Inquiry in the classroom puts the onus of learning on the students and encourages them to
come to an understanding of things on their own, in accordance with John Dewey's theory that
education begins with the curiosity of the learner. Students are supported in developing their
abilities to ask good questions, determine what needs to be learned and what resources are required
in order to answer those questions, and share their learning with others. Lee et al. (2004) defined
inquiry-based learning as a "array of classroom practices that promote student learning through
guided and, increasingly, independent investigation of complex questions and problems, often for
which there is no single answer" (p. 9).
The Cognitive Apprenticeship Model
This theory proposes that scientific skills are best developed through apprenticeship-like
experiences where novices work alongside experts. It emphasizes the importance of mentorship
and social interaction in skill acquisition.

6. Cognitive apprenticeship theory emphasizes knowledge that can be applied in real world
settings. The theory is broken into six teaching methods that can be sorted into three groups.
Modeling, coaching, and scaffolding come from traditional apprenticeship models. Articulation
and reflection allow students to access and control their own problem-solving strategies.
Exploration encourages autonomy in both problem-solving and problem formulation.
Instructional Theory for Skill Development
The theory for fostering skill development outcomes, as proposed by Romiszowski
(2009), can be used for fostering all types of skills. Romiszowski defines skill as “the capacity to
perform a given type of task or activity with a given degree of effectiveness, efficiency, speed or
other measure of quantity or quality (p.202)”. He distinguishes between intellectual skills (that
involve the mind), motor, sensorimotor, or psychomotor skills (that involve the body), personal
skills (that involve emotions), and interpersonal skills (that involve interacting with others). Skill
is distinct from knowledge, in that it develops with experience and practice, whereas knowledge
is something you either have or do not have.

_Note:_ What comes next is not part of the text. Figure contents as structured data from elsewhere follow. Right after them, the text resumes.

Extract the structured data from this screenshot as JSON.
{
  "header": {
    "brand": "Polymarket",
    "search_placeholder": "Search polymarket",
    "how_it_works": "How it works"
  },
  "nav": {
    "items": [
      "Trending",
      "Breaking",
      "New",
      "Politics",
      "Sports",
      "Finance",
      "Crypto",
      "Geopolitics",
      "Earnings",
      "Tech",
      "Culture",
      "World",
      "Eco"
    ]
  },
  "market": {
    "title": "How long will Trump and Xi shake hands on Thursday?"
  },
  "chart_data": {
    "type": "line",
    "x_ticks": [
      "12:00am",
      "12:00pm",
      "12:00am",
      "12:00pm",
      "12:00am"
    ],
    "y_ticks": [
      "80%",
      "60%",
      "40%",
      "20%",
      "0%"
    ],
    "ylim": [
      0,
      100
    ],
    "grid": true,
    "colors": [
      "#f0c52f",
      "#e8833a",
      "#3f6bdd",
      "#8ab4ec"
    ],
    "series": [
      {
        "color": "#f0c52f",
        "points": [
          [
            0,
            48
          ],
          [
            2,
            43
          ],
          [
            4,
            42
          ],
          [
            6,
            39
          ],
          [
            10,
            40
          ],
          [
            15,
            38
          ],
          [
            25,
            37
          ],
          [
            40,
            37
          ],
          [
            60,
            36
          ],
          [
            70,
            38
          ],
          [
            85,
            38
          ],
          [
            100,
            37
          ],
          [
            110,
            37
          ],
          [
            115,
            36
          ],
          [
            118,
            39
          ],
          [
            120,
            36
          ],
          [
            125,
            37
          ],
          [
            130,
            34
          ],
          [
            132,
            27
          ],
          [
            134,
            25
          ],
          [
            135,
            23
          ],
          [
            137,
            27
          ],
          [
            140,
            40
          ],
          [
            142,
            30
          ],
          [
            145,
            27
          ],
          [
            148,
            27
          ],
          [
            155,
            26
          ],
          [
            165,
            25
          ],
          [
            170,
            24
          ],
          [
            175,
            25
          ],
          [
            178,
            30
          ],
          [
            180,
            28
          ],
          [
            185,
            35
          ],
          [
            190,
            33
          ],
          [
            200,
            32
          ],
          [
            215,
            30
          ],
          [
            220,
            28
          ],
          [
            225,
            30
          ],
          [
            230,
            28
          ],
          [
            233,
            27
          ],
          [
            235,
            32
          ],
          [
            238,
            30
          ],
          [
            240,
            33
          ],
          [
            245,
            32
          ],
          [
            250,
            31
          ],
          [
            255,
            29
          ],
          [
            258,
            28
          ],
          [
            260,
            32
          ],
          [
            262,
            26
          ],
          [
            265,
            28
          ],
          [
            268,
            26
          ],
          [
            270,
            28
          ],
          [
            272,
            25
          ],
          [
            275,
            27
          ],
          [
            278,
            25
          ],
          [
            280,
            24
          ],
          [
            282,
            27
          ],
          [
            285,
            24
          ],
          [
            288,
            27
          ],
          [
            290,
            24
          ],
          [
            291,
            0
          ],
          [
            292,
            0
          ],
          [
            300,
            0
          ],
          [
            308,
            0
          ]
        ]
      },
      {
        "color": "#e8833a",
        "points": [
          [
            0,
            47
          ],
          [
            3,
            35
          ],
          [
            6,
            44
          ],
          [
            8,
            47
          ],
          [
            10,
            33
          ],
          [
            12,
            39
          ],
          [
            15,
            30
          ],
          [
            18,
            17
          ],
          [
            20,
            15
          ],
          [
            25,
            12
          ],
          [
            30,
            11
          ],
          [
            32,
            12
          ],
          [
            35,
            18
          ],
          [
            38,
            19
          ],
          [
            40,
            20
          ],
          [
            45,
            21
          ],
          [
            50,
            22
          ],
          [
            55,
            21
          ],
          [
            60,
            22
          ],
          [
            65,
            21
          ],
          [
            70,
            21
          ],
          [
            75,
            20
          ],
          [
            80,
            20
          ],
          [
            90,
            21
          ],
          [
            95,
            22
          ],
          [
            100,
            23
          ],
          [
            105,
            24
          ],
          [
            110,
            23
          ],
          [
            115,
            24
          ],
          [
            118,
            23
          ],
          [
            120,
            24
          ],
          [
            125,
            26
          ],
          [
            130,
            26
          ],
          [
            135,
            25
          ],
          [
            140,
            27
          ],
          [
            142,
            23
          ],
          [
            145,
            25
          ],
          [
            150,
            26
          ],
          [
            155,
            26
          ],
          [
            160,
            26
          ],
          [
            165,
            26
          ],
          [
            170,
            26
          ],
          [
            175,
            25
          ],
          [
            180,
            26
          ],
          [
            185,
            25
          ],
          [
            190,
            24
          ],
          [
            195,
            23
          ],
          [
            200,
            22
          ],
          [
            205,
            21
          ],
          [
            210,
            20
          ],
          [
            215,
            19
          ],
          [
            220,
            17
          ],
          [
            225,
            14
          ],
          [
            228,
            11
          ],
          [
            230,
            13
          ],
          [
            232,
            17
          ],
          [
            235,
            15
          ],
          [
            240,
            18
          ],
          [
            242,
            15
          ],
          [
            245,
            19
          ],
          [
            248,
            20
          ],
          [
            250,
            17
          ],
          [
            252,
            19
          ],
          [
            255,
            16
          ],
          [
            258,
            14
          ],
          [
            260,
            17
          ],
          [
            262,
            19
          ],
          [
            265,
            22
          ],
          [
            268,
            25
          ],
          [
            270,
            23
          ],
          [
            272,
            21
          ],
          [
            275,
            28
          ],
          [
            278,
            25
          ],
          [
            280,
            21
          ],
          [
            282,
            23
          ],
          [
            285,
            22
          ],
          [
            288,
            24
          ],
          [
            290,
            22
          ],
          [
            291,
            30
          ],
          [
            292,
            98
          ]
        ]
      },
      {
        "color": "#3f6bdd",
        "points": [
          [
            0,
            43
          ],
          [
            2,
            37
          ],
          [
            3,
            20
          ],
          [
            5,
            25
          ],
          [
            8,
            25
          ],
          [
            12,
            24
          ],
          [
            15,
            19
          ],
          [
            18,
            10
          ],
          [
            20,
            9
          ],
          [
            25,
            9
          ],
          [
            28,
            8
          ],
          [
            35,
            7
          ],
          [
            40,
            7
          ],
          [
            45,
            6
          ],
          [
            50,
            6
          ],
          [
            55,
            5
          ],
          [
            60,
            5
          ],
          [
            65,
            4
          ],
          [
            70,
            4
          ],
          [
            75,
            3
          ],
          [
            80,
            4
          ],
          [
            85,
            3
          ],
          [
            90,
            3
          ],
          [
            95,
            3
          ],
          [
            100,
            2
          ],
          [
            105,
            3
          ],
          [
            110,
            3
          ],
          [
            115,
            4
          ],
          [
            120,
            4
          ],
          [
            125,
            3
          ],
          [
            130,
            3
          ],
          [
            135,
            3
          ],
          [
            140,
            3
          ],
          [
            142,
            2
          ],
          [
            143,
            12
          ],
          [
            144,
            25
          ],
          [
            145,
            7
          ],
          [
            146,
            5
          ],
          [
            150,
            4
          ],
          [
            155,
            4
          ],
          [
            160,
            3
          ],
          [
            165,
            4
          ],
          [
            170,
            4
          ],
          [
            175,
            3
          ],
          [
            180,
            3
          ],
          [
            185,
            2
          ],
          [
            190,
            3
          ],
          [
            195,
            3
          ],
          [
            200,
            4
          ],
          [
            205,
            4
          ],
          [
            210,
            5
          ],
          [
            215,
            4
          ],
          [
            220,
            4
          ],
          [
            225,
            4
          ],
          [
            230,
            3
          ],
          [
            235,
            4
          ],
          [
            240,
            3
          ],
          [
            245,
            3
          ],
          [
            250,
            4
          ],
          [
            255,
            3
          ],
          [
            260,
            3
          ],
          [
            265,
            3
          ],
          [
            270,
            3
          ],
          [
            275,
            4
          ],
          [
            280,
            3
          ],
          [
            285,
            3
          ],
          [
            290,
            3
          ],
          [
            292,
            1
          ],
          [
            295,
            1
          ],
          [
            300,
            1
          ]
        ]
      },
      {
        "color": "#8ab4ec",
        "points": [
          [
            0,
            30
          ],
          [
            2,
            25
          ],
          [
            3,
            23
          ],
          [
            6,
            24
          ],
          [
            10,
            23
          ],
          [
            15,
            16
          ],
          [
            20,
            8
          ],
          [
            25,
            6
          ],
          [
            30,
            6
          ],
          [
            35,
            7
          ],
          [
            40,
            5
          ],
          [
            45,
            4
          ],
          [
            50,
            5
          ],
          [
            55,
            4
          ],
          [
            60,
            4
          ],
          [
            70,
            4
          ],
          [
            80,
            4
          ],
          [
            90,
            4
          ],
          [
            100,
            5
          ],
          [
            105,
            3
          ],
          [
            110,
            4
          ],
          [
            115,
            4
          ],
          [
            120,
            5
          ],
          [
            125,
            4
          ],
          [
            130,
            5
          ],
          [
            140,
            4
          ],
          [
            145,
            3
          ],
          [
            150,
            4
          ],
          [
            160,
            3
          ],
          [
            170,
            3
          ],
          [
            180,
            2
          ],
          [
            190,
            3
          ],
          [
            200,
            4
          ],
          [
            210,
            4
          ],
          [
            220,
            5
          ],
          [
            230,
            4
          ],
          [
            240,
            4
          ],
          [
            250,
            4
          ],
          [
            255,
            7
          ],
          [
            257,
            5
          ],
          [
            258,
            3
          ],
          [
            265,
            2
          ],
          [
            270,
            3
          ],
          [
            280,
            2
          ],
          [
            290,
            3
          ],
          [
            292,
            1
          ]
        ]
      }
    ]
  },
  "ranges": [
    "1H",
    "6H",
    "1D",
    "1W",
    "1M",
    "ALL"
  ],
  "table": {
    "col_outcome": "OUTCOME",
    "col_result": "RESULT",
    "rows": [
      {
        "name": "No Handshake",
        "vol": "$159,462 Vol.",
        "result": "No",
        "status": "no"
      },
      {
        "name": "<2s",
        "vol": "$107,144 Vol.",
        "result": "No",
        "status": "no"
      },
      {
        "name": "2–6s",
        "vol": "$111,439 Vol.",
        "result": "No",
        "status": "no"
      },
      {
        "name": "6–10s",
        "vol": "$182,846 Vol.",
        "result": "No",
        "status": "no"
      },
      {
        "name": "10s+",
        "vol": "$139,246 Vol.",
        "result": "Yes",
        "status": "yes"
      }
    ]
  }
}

According to the theory, skills exist along a continuum of complexity from reproductive to
productive. Reproductive skills are those which are focused on applying standard procedures, or
automated processes, such as multiplying numbers or typing. Productive skills, on the other hand,
involve the application of principles and strategies, such as creative writing or playing chess.
Romiszowski indicates that whether a skill is reproductive or productive has much greater
influence on the selection and design of instructional strategy than if a skill is intellectual, motor,
personal, or interpersonal.

7. THE PROBLEM
Statement of the problem
The study will determine the influence of science first-hand experiment in the
science skill development of science major students for the school year 2023-2024 as the basis
for an intervention proposed plan.
Specifically, the study will seek answers for the following sub-problems:
1. What are the scientific experiments that the students need to be established?
2. What are the experiments that science major students have done?
3. What science skills are honed in first-hand experiments.
4. Is there a significance between first-hand experiments and scientific skills?
5. Based on the findings, what action plan can be proposed?